Os protestos escandalosos e furibundos da imprensa em geral em relação à censura prévia do Estadão, autorizada judicialmente e a pedido do filho de José Sarney, seriam merecedores de aplauso se fossem válidos para a censura em geral e em relação a todos os veículos. Ocorre, porém, que sempre houve um silêncio profundo quando, em Piracicaba por exemplo, o tucanato de Thame e Barjas exigiram e conseguiram a censura a jornais. E isso aconteceu já há alguns anos: Thame, pedindo a censura dos jornais Tribuna Piracicabana e o extinto O Democrata; Barjas, conseguindo a censura ao Jornal de Piracicaba, para que este não publicasse comentários políticos deste que mal-escreve as atuais linhas. João Herrmann Neto já conseguira, também, a censura da Tribuna Piracicabana. A grande imprensa calou-se, as associações de jornais silenciaram, até o sindicato dos jornalistas ficou quietinho em seu canto.

A questão toda está, desgraçadamente, no uso doentio e alucinado do poder. As cidades interioranas, Piracicaba incluída, são microcosmos do Brasil. A sujeira de Brasília acontece também no interior, nas adequadas proporções. A corrupção é a mesma, variando de nível e de extensão. Os acertos políticos, negociações, acordos assustadores em sua dimensão ética, repetem-se às escuras. Processos municipais, contra políticos também municipais, são postos em segrego e sigilo de Justiça, mesmo quando se trate de malversação dos cofres públicos, negociatas, desvios e abusos. Quem sabe, por exemplo, o que aconteceu com os escandalosos processos que envolveram a administração Thame/Humberto, com participação de Barjas e de grande parte do tucanato?

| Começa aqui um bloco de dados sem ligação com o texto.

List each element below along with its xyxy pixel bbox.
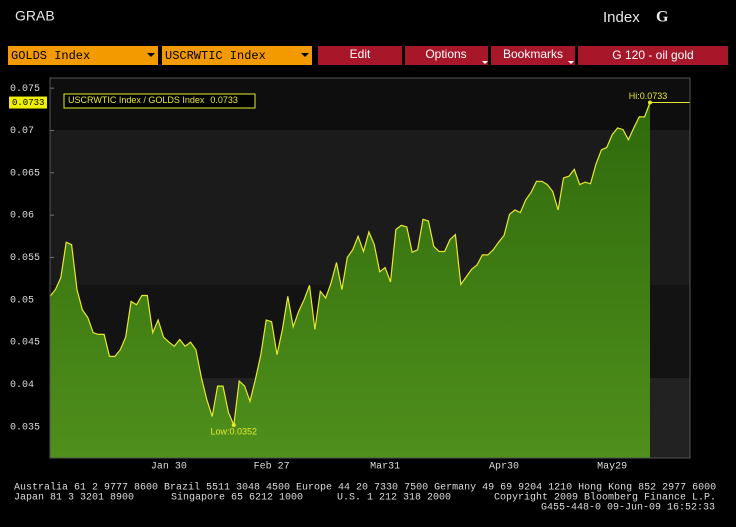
- legend-value: 0.0733: [210, 95, 238, 105]
- footer-text: Japan 81 3 3201 8900: [14, 493, 134, 504]
- y-tick-label: 0.05: [10, 295, 34, 306]
- dropdown-arrow: [482, 61, 488, 64]
- plot: 0.035 0.04 0.045 0.05 0.055 0.06 0.065 0.07 0.07…: [9, 84, 690, 473]
- footer-text: Australia 61 2 9777 8600 Brazil 5511 304…: [14, 482, 716, 494]
- field-text[interactable]: GOLDS Index: [11, 49, 90, 63]
- field-box[interactable]: [162, 46, 312, 65]
- y-tick-label: 0.04: [10, 380, 34, 391]
- field-text[interactable]: USCRWTIC Index: [165, 49, 266, 63]
- legend-label: USCRWTIC Index / GOLDS Index 0.0733: [68, 95, 238, 105]
- y-tick-label: 0.075: [10, 84, 40, 95]
- y-tick-label: 0.035: [10, 422, 40, 433]
- security-type: Index: [603, 9, 640, 26]
- page-title-box: [578, 46, 728, 65]
- x-tick-label: Feb 27: [254, 461, 290, 473]
- x-tick-label: May29: [597, 462, 627, 473]
- footer-text: Copyright 2009 Bloomberg Finance L.P.: [494, 492, 716, 504]
- last-value-label: 0.0733: [12, 98, 44, 108]
- field-box[interactable]: [8, 46, 158, 65]
- button-label[interactable]: Options: [425, 47, 466, 61]
- y-tick-label: 0.045: [10, 338, 40, 349]
- dropdown-arrow: [568, 61, 574, 64]
- footer-text: U.S. 1 212 318 2000: [337, 493, 451, 504]
- legend: USCRWTIC Index / GOLDS Index 0.0733: [63, 93, 256, 109]
- legend-series-name: USCRWTIC Index / GOLDS Index: [68, 95, 205, 105]
- footer-text: G455-448-0 09-Jun-09 16:52:33: [541, 503, 715, 514]
- y-tick-label: 0.065: [10, 168, 40, 179]
- button-label[interactable]: Edit: [350, 47, 371, 61]
- toolbar: GOLDS Index USCRWTIC Index Edit Options …: [8, 46, 728, 65]
- low-marker: [231, 422, 236, 427]
- button[interactable]: [318, 46, 402, 65]
- plot-frame: [49, 77, 691, 459]
- y-tick-label: 0.06: [10, 211, 34, 222]
- area-fill: [50, 102, 650, 458]
- x-tick-label: Mar31: [370, 462, 400, 473]
- footer-text: Singapore 65 6212 1000: [171, 492, 303, 504]
- x-tick-label: Apr30: [489, 462, 519, 473]
- button-label[interactable]: Bookmarks: [503, 47, 563, 61]
- hi-label: Hi:0.0733: [629, 91, 668, 101]
- function-key: G: [656, 9, 669, 26]
- legend-box: [63, 93, 256, 109]
- dropdown-arrow: [147, 53, 155, 57]
- y-tick-label: 0.07: [10, 126, 34, 137]
- footer: Australia 61 2 9777 8600 Brazil 5511 304…: [14, 482, 716, 514]
- x-tick-label: Jan 30: [151, 462, 187, 473]
- page-title: G 120 - oil gold: [612, 48, 693, 62]
- button[interactable]: [491, 46, 575, 65]
- dropdown-arrow: [301, 53, 309, 57]
- button[interactable]: [405, 46, 488, 65]
- line: [49, 102, 651, 428]
- last-value-box: [9, 96, 47, 109]
- app-label: GRAB: [15, 8, 55, 24]
- y-tick-label: 0.055: [10, 253, 40, 264]
- hi-marker: [648, 100, 652, 105]
- low-label: Low:0.0352: [211, 426, 258, 436]
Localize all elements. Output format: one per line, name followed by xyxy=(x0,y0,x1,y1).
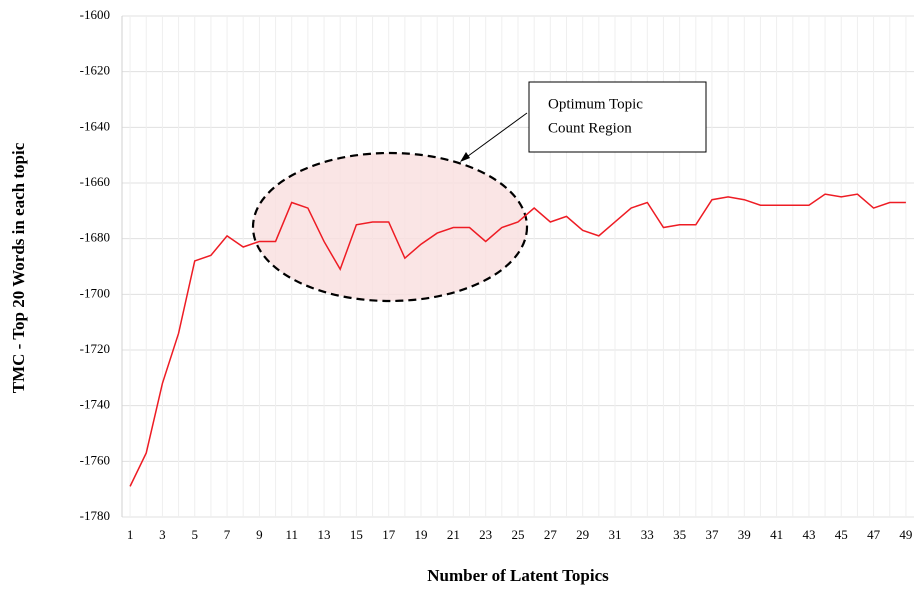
x-tick-label: 3 xyxy=(159,527,166,542)
x-tick-label: 31 xyxy=(608,527,621,542)
x-tick-label: 7 xyxy=(224,527,231,542)
x-tick-label: 9 xyxy=(256,527,263,542)
annotation-box xyxy=(528,81,707,153)
x-tick-label: 41 xyxy=(770,527,783,542)
x-tick-label: 19 xyxy=(415,527,428,542)
x-tick-label: 23 xyxy=(479,527,492,542)
x-tick-label: 5 xyxy=(191,527,198,542)
y-tick-label: -1620 xyxy=(80,63,110,78)
y-tick-label: -1600 xyxy=(80,7,110,22)
x-tick-label: 27 xyxy=(544,527,558,542)
x-tick-label: 35 xyxy=(673,527,686,542)
x-tick-label: 49 xyxy=(899,527,912,542)
grid xyxy=(121,15,914,518)
y-tick-label: -1660 xyxy=(80,174,110,189)
y-tick-label: -1760 xyxy=(80,452,110,467)
x-tick-label: 21 xyxy=(447,527,460,542)
x-tick-label: 15 xyxy=(350,527,363,542)
x-tick-label: 1 xyxy=(127,527,134,542)
x-tick-label: 17 xyxy=(382,527,396,542)
x-axis-title: Number of Latent Topics xyxy=(427,566,609,585)
x-tick-label: 39 xyxy=(738,527,751,542)
y-tick-label: -1740 xyxy=(80,397,110,412)
y-tick-label: -1720 xyxy=(80,341,110,356)
x-tick-label: 29 xyxy=(576,527,589,542)
y-tick-label: -1680 xyxy=(80,230,110,245)
x-tick-label: 11 xyxy=(285,527,298,542)
x-tick-label: 25 xyxy=(512,527,525,542)
y-axis-title: TMC - Top 20 Words in each topic xyxy=(9,142,28,393)
y-tick-label: -1700 xyxy=(80,285,110,300)
arrow-head xyxy=(460,152,470,162)
x-tick-label: 13 xyxy=(318,527,331,542)
annotation-arrow xyxy=(463,112,528,160)
x-tick-label: 45 xyxy=(835,527,848,542)
x-tick-label: 33 xyxy=(641,527,654,542)
y-tick-label: -1780 xyxy=(80,508,110,523)
annotation-line: Optimum Topic xyxy=(548,96,643,112)
x-tick-label: 47 xyxy=(867,527,881,542)
data-line xyxy=(129,193,906,487)
region-ellipse xyxy=(251,151,529,303)
annotation-line: Count Region xyxy=(548,120,632,136)
x-tick-label: 37 xyxy=(705,527,719,542)
y-tick-label: -1640 xyxy=(80,118,110,133)
x-tick-label: 43 xyxy=(802,527,815,542)
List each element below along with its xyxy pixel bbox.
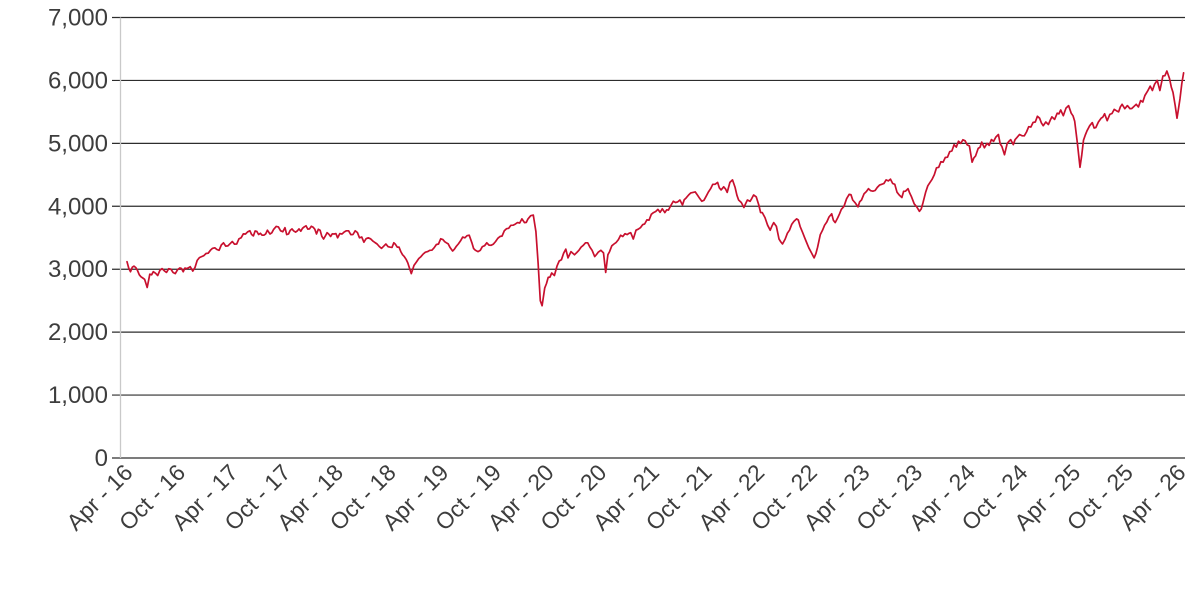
y-axis-tick-label: 1,000: [48, 382, 108, 409]
y-axis-tick-label: 7,000: [48, 5, 108, 32]
price-line: [126, 70, 1185, 307]
y-axis-tick-label: 2,000: [48, 319, 108, 346]
y-axis-tick-label: 0: [95, 445, 108, 472]
y-axis-tick-label: 3,000: [48, 256, 108, 283]
y-axis-tick-label: 5,000: [48, 130, 108, 157]
y-axis-tick-label: 4,000: [48, 193, 108, 220]
y-axis-tick-label: 6,000: [48, 67, 108, 94]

Mesmo em São Paulo e em relação à chamada grande imprensa, há um verdadeiro furor fiscalizante – e merecedor de aplauso – em relação ao governo de Lula, quanto à atuação de José Sarney e de senadores que o apóiam. Mas é melancólico o silêncio que se faz em relação à administração de José Serra, diante de escândalos ocorridos no governo paulista ao tempo de Geraldo Alckmin e mesmo, em Brasília, face aos delitos e envolvimentos de senadores que estão na oposição. Ora, que moral tem um Artur Virgílio, réu confesso de corrupção, para denunciar quem quer que seja?

A imprensa está preocupada, conforme se vê e ouve em debates na televisão, com a indiferença da população quanto à sua liberdade e à sua atuação. Ocorre que o leitor não é idiota, especialmente num tempo de tal diversidade de meios de informação e de comunicação. O leitor percebe, vê, enxerga e sente. Também o leitor das cidades interioranas, também o leitor de Piracicaba que se pergunta: por que a imprensa local não fiscaliza a administração municipal e a Câmara com a mesma atenção que dá ao que ocorre em Brasília? Por que se tem tanta certeza de irregularidades em relação a empreiteiras que prestam serviços nacionais e nenhuma atenção se dá ao que ocorre debaixo dos narizes jornalísticos caipiras?

O monte de esterco político apenas difere em tamanho. Lá, como cá, moscas também há. Mas é mais fácil e cômodo, menos arriscado e menos responsável, fazer jornalismo a distância. E bom dia.